Earlier this week I was waist-deep in mud.

The truth is, I am not a naturally selfless caregiver. I was not born with a “servant’s heart” that I have heard others describe. I have to work hard to cultivate the seeds of selflessness, of letting go of ego, when it comes to mothering.

Don’t get me wrong, it is easy for me to be compassionate and loving when my kids are sick. But it doesn’t come without a small sigh, or “why me” in the back of my mind.

So this week was a real opportunity for me to practice.

I also noticed this week that when I myself become sick, I have a strong aversion to the discomfort of illness. It was hard even to think about searching for conditions for happiness around me, although of course there were many: my comfortable bed, my luxurious (and convenient) ensuite, my loving family. I felt very stuck in my illness. I became my illness, you could say.

As with most discomfort though, when you really practice, you can choose to surrender. I first touched this feeling previously in childbirth, but it is a lesson I have called on many times since in my meditation practice. We know that sensations – all sensations – arise and pass away, arise and pass away. If we can let go of our intense aversion for discomfort or craving for comfort, we can ride the tide of these sensations and experience the freedom of the feeling of surrender. Nowhere to go. All that we have is the present moment. This too shall pass.

And when we come out the other side, it is very beautiful. Our roots are stronger. We can better appreciate the happiness of everyday. Normally I don’t appreciate my absence of illness, but today I am grateful. And I am even more grateful for the health of my children.

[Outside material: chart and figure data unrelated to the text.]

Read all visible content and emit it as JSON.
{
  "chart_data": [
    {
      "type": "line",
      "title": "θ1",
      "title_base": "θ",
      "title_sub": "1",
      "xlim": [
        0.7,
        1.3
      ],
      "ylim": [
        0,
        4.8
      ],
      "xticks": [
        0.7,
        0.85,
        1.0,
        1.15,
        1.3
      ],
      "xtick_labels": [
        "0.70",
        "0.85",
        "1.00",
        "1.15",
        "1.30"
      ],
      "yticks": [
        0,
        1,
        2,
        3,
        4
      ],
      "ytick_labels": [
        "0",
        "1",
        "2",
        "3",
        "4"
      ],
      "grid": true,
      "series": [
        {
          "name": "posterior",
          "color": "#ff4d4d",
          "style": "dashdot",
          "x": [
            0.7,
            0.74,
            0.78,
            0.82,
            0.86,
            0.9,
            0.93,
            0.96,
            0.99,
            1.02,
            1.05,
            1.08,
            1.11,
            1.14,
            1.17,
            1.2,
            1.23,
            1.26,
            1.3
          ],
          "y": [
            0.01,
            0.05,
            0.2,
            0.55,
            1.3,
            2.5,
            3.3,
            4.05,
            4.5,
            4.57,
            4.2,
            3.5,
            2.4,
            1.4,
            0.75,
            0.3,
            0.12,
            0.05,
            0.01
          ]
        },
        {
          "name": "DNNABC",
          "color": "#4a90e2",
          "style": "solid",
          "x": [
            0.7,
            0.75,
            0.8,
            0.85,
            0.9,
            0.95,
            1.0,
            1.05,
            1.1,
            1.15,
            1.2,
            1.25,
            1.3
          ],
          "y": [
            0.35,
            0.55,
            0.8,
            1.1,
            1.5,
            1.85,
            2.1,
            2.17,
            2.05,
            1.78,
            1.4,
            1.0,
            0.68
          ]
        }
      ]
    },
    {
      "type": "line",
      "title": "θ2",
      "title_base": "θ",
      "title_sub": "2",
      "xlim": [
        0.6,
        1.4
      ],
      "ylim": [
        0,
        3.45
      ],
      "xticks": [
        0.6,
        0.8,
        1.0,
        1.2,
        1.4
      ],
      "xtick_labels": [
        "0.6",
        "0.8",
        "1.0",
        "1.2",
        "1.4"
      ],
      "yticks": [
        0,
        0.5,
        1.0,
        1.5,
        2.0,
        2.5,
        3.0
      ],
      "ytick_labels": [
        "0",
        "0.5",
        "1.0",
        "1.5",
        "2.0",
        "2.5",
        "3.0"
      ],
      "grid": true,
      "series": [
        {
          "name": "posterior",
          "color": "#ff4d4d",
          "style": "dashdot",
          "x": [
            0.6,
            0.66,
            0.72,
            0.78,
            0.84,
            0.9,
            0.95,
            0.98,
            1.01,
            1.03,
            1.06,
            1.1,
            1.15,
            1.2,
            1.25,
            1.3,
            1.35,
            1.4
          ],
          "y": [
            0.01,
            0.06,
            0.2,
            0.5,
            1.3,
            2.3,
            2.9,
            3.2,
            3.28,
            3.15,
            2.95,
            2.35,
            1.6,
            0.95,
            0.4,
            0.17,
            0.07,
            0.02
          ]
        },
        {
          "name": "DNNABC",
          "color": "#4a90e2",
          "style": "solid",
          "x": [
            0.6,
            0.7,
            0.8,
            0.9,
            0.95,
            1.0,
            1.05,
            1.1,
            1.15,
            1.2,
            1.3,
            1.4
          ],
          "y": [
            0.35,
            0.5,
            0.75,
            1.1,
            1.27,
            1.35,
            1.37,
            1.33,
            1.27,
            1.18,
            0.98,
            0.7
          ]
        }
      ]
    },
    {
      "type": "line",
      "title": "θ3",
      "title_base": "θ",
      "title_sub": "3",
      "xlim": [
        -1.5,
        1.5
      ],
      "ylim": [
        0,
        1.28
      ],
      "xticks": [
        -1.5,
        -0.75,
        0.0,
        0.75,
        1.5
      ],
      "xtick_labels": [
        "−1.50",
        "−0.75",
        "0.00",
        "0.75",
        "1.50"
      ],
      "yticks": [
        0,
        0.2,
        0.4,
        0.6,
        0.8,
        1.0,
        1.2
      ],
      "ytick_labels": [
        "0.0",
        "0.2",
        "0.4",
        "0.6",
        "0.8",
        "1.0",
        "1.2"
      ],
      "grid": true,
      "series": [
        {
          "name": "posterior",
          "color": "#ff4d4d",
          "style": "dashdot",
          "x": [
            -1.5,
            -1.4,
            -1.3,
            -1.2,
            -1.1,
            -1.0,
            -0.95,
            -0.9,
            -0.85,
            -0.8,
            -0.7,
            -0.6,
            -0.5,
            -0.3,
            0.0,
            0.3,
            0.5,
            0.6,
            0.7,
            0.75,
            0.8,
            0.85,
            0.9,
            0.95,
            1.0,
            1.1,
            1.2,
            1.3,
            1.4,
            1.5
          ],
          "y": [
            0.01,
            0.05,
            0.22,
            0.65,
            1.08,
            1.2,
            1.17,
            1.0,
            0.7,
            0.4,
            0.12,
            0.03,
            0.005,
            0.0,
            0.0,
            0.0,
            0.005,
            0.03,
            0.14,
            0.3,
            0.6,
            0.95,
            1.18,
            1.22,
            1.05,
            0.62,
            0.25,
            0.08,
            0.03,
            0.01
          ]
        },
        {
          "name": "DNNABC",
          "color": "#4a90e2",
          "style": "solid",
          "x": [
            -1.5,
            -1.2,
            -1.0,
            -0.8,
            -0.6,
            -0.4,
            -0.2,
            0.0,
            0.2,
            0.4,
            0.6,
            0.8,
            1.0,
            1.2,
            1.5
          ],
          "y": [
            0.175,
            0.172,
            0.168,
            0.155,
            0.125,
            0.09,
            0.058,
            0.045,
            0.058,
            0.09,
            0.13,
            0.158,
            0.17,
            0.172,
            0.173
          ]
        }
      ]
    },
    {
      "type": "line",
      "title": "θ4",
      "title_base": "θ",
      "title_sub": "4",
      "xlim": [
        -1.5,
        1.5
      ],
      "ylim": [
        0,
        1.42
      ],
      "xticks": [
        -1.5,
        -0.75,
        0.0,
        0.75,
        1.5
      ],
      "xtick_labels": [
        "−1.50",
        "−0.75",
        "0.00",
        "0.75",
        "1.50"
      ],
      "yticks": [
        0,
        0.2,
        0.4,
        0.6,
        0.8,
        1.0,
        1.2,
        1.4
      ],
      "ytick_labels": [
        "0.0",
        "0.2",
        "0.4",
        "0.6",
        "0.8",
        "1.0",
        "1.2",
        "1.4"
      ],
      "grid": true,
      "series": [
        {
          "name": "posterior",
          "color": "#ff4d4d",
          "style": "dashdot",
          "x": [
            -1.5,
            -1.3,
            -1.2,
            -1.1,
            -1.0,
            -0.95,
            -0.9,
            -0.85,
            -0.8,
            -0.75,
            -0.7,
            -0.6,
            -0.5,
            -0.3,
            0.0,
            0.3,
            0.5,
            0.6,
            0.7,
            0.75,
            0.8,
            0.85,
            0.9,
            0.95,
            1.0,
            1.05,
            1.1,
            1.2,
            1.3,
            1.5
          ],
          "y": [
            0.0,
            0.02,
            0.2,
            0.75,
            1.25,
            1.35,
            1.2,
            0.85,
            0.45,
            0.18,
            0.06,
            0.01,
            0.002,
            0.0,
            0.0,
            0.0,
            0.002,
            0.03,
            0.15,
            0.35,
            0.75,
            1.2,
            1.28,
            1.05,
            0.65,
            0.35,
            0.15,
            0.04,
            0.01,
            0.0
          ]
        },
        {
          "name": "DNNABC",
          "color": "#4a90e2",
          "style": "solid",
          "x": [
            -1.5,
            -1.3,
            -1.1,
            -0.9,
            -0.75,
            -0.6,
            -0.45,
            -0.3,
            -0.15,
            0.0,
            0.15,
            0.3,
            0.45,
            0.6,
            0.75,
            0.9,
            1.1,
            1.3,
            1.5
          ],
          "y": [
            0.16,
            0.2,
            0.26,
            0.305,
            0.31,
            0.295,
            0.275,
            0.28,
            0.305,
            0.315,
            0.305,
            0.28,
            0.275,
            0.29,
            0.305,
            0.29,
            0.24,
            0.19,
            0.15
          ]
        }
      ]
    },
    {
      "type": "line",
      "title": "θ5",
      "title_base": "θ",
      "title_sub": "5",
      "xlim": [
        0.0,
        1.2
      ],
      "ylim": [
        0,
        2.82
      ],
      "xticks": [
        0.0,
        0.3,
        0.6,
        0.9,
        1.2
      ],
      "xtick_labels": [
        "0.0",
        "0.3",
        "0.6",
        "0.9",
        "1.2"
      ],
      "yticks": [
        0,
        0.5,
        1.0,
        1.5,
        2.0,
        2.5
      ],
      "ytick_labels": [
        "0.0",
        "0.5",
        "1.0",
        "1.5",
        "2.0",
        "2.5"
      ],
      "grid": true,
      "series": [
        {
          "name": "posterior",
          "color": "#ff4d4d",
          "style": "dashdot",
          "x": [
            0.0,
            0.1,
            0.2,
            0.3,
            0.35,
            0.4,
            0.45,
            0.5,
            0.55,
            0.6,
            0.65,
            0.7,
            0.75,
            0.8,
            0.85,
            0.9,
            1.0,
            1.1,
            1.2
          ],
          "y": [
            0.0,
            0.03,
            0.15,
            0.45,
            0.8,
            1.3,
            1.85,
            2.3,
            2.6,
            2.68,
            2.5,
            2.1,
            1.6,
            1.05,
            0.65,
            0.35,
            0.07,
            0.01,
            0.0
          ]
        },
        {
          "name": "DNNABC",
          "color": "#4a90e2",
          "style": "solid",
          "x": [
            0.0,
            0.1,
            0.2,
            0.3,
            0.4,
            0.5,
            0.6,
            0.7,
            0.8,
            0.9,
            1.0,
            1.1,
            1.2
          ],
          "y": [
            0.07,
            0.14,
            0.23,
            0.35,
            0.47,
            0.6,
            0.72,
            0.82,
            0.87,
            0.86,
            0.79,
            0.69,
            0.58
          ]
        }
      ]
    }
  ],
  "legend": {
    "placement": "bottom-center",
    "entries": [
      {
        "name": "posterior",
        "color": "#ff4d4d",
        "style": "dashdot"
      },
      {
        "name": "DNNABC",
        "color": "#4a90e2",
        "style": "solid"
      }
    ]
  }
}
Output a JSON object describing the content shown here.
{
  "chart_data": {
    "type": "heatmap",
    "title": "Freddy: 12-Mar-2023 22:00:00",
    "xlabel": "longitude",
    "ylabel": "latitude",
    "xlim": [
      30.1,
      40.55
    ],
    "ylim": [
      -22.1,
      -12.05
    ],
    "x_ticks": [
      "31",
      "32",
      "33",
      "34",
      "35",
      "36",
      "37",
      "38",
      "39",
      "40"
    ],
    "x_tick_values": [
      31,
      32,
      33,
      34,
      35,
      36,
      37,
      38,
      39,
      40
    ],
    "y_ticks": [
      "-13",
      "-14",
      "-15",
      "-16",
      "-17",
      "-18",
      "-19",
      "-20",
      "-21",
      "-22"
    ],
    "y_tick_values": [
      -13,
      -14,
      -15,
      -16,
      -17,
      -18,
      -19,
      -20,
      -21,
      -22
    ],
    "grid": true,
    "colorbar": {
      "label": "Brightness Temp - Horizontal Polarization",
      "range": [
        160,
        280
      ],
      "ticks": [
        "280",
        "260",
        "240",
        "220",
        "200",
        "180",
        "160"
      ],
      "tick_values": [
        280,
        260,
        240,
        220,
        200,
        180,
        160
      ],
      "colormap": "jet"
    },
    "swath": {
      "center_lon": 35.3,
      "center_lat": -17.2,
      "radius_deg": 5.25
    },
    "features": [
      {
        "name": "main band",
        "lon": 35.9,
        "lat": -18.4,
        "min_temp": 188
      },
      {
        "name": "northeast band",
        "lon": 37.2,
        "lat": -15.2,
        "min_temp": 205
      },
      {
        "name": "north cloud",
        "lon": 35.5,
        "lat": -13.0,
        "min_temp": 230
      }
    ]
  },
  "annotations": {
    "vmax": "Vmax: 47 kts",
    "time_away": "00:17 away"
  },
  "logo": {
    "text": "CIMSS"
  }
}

Tonight as we were buckling the kids into our car while leaving a restaurant, I noticed our health (especially our absence of illness), our good fortune, the beautiful pink sunset in front of me, and I was deeply happy.

Snow Day

There is no better feeling than having my whole family at home when the weather is really bad.

They have been calling for a big storm, but this morning the skies were calm, so we enjoyed the walk to school. By the time the snow started flying I had already managed to get out and run a few errands, stock up on some groceries, etc. Baby boy is feeling much better today, so I had a chance to get dinner in the slowcooker while he played too.

Around midday the roads started to get pretty messy, and I was so relieved when hubby’s work dismissed everyone early. He got home in time to watch Arlo while I ran out to pick Violet up from school.

We came home to a warm house, the smell of dinner cooking, and the boys asleep together on the couch. Now I can smile at the snow and wind outside my window – we are all safe at home together.

There is so much to be thankful for.

Let it go

It was a difficult night, with an unsettled baby and a sleep-screaming 5 year old. Most of the sleep I got was a semi-conscious half-rest with my baby boy sprawled across my chest. Today I am tired.

Trying to let it go.

I’m eating my breakfast standing at the kitchen island with a crying baby in one arm.

Let it go.

Apparently Arlo has caught the bug Violet came home with last week, and can’t keep anything down. I’ve changed his clothes, and mine, 3 times already this morning. I had plans for today, but it looks like that has changed.

I have to let it go.

So, I bundle everyone up and we make the cold walk to school to drop Violet off. With my two munchkins snug in the stroller I can enjoy a few minutes of quiet, fresh air. I get to see a few friends along the way, and take pleasure in the light conversation.

We return home. I know it may be a challenging day ahead, but there are still many conditions for happiness around me. Right now I can find contentment in the sleeping baby in my arms.